On my arrival at my father-in-law's house, I found that the information
I had accidentally heard was unfortunately a sad reality. My brother-
in-law had not left Darlington an hour on his journey to Otonabee
before my wife breathed her last. I had not even the consolation of
bidding her a last adieu. Few can comprehend my feelings on this trying
occasion, except those who have suffered under a similar bereavement. I
was not yet twenty-one years of age. I was in a strange country--the
tie severed between me and my only friends in a manner so afflicting
and melancholy--all my hopes and future prospects in life dashed, as it
were, to the ground.
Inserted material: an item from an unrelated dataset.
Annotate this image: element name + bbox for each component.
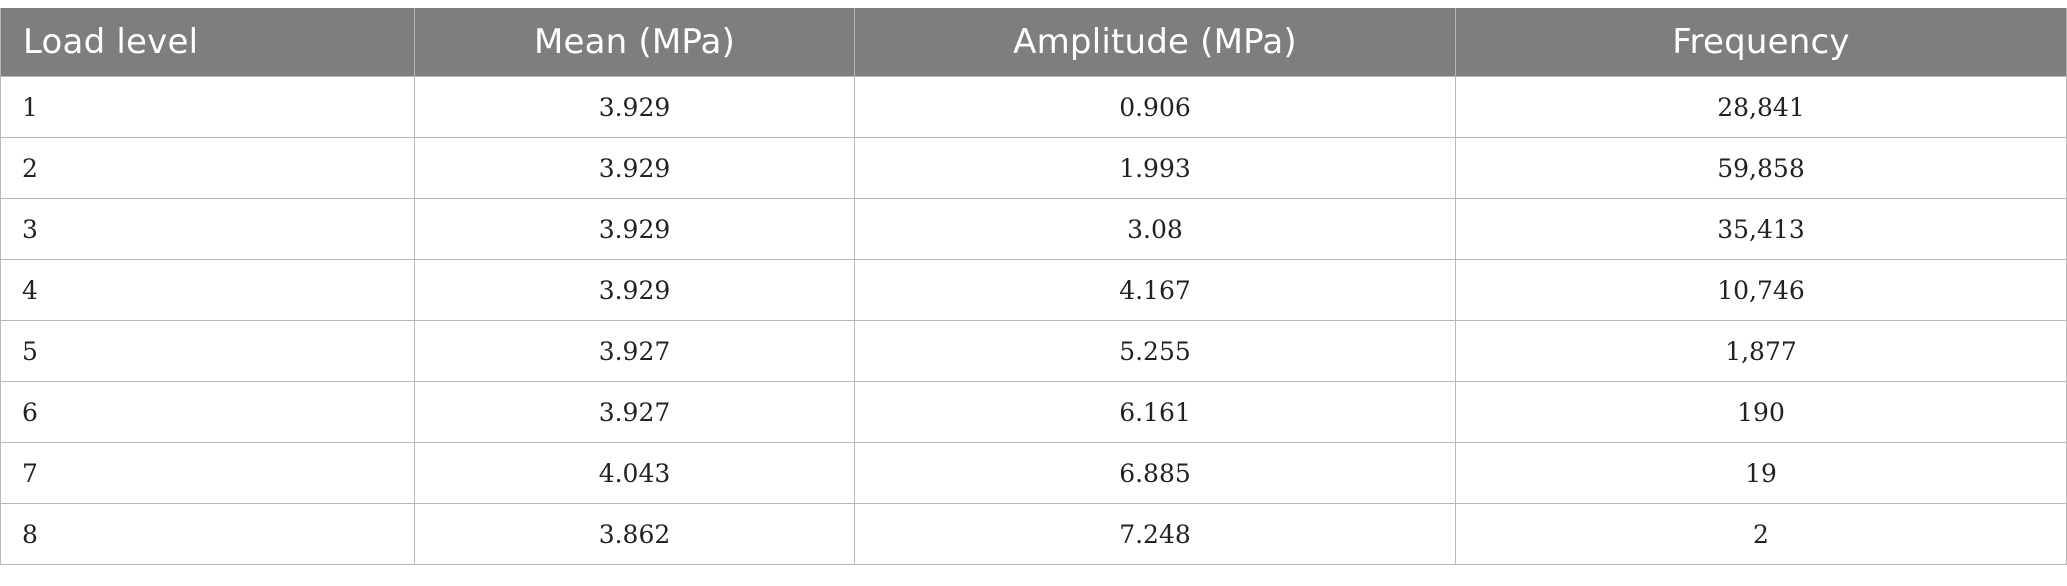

I had expended all my little capital in providing
a comfortable home for her, who, alas! was doomed never to behold it;
and I had a little son to bring up without the aid of my poor Emma,
whose piety and sweet temper would have been so invaluable to our
child.

A nurse was obtained for my poor motherless babe, the babe over whom I
shed so many tears--a sad welcome, this, to as fine a boy as ever a
father's eye looked upon!

I followed the remains of my beloved wife to the grave; and then
tarried for a month in that house of sorrow. My only consolation was
derived from my knowledge that Emma loved her Saviour, and put her
trust in him while passing through the valley of the shadow of death.

"How many hopes have sprung in radiance hence;
Their trace yet lights the dust where thou art sleeping.